Вскоре непогода замела окна, и никто в целом свете, окажись он хоть в пяти шагах от плетня, не догадался бы, что рядом, в жаркой, будто баня, избе красивая, как богородица с иконы, русская баба рожает сейчас близнецов.
Она кричала собакой, мычала буйволицей, трепетала птахой. Стискивала простыни, так что они трещали и рвались вкривь и вкось. Дышала шумно, как водопад.
Номах неумело помогал.

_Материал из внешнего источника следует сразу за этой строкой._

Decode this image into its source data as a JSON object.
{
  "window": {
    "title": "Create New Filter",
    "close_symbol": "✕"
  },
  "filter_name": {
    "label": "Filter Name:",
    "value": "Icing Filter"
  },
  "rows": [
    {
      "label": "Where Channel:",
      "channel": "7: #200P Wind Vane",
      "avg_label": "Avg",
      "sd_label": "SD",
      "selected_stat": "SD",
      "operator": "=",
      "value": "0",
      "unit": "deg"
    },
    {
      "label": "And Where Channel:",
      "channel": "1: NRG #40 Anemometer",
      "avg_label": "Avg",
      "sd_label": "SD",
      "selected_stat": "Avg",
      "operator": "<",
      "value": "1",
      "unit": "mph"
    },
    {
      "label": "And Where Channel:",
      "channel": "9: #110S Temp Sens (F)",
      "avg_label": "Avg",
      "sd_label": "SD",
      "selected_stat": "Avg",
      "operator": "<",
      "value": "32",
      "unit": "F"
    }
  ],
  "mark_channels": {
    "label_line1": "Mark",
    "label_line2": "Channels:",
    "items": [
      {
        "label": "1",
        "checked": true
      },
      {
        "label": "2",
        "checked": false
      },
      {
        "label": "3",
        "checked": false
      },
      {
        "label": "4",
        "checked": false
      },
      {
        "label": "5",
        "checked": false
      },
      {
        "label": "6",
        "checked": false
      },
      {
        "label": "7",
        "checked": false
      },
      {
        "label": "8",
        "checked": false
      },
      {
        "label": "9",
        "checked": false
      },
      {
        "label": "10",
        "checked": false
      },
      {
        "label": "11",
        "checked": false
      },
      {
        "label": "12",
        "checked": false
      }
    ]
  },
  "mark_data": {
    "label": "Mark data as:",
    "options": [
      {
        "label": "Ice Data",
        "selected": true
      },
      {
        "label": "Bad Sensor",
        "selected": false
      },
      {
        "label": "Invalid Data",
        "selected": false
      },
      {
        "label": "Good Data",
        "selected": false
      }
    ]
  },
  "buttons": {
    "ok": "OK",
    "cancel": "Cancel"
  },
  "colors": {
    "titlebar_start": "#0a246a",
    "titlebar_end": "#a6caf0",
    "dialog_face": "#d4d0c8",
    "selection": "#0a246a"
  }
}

Она, где криком, где лаской, подсказывала ему бледными, будто вываренная земляника, губами.
Утомившись от родовых мучений, начала вдруг выкрикивать Номаху:
– Воины… Когда ж вы наубиваетесь уже? Когда крови напьетесь? Мало вам, что пашни сором заросли, что дети отцов забыли, что по полям костей как листьев осенью разбросано? Мало вам? Что ж вы делаете, мужики? Что творите?..
Ее усыпанное бисером пота лицо опало, черты заострились.
– Что молчишь?
– Да шумная ты. Чего я поперек лезть стану?
Она упала на пропитавшуюся потом подушку, закрыла сгибом локтя глаза.
– Ой, божечки…
– А рубим друг друга оттого, – неторопливо ответил Номах, – что есть те, которые хотят, чтоб был в мире человек унижающий и человек униженный. Человек, у которого есть плеть, и тот, для которого эта плеть предназначена. За то боремся, чтобы не было плети. Чтобы каждый с рождения свободным был.
– Не будет такого! – громко дыша, сказала баба.
– Будет.
Она убрала руку с лица и сжала ею ладонь Номаха.
– Не будет…
– Будет.
…Кончилась метель. Наверху кто-то плеснул льдистой водой на купол небосвода, и она разлетелась, застыла мелкими светящимися брызгами звезд. Месяц легким яликом поплыл в тишине.
Заснула в избе баба, уложив по ребенку на каждую руку. Притулился на укладке Номах.
Хозяйка поднялась, когда он еще спал. Покормила в темноте детей. Грузно переваливаясь, выбралась наружу, очистила окна от снега.
Потом долго и спокойно точила в сенцах большой, как сабля, нож, пробовала подушечкой тонкого пальца остроту лезвия. Пошаркала точилом по блестящему лезвию топора.
Глубоко проваливаясь в снег, добралась до закуты.
Ахалтекинец прянул навстречу ей ушами, отвел глаза от ворвавшегося в дверь яркого света…
Номах проснулся, разбуженный запахом варящегося мяса. Сел на укладке, крякнул от боли в ноге. Ощупал штанину в чешуйках запекшейся крови. Вспомнил, как принимал роды, усмехнулся: «Война всему научит».
Глянул на хозяйку, управлявшуюся возле печи, бледную, но собранную и сосредоточенную.
– Что, мать, нашлось мясо?
Она не ответила, лишь искоса глянула на него.
– А говорила, нету… – протянул Номах.
– А тогда и не было, – неохотно ответила она.
Еще не пришедший в себя после глубокого, как донбасская шахта, сна, он не сразу понял смысл ее слов.
– Что? – закричал, секунду спустя.
– А то, – спокойно ответила та. – Все одно твой конь не жилец был. У меня батька коновалом был. Я с малолетства знаю, какая скотина жива будет, а какую резать надо, пока дышит.
– Ладно брехать! Там рана-то плевая была!
Его затрясло, как при лихорадке. Невзирая на боль, он скособоченным рывком вскочил на ноги, рванулся к бабе и с размаху коротко ударил ее по лицу, в область маленького, будто кукольного, уха. Она упала, раскинув руки, но быстро подобралась, прикрыла лицо и грудь, опасаясь, что Номах начнет лупить ее ногами. Верно, наполучала в свое время от мужа достаточно.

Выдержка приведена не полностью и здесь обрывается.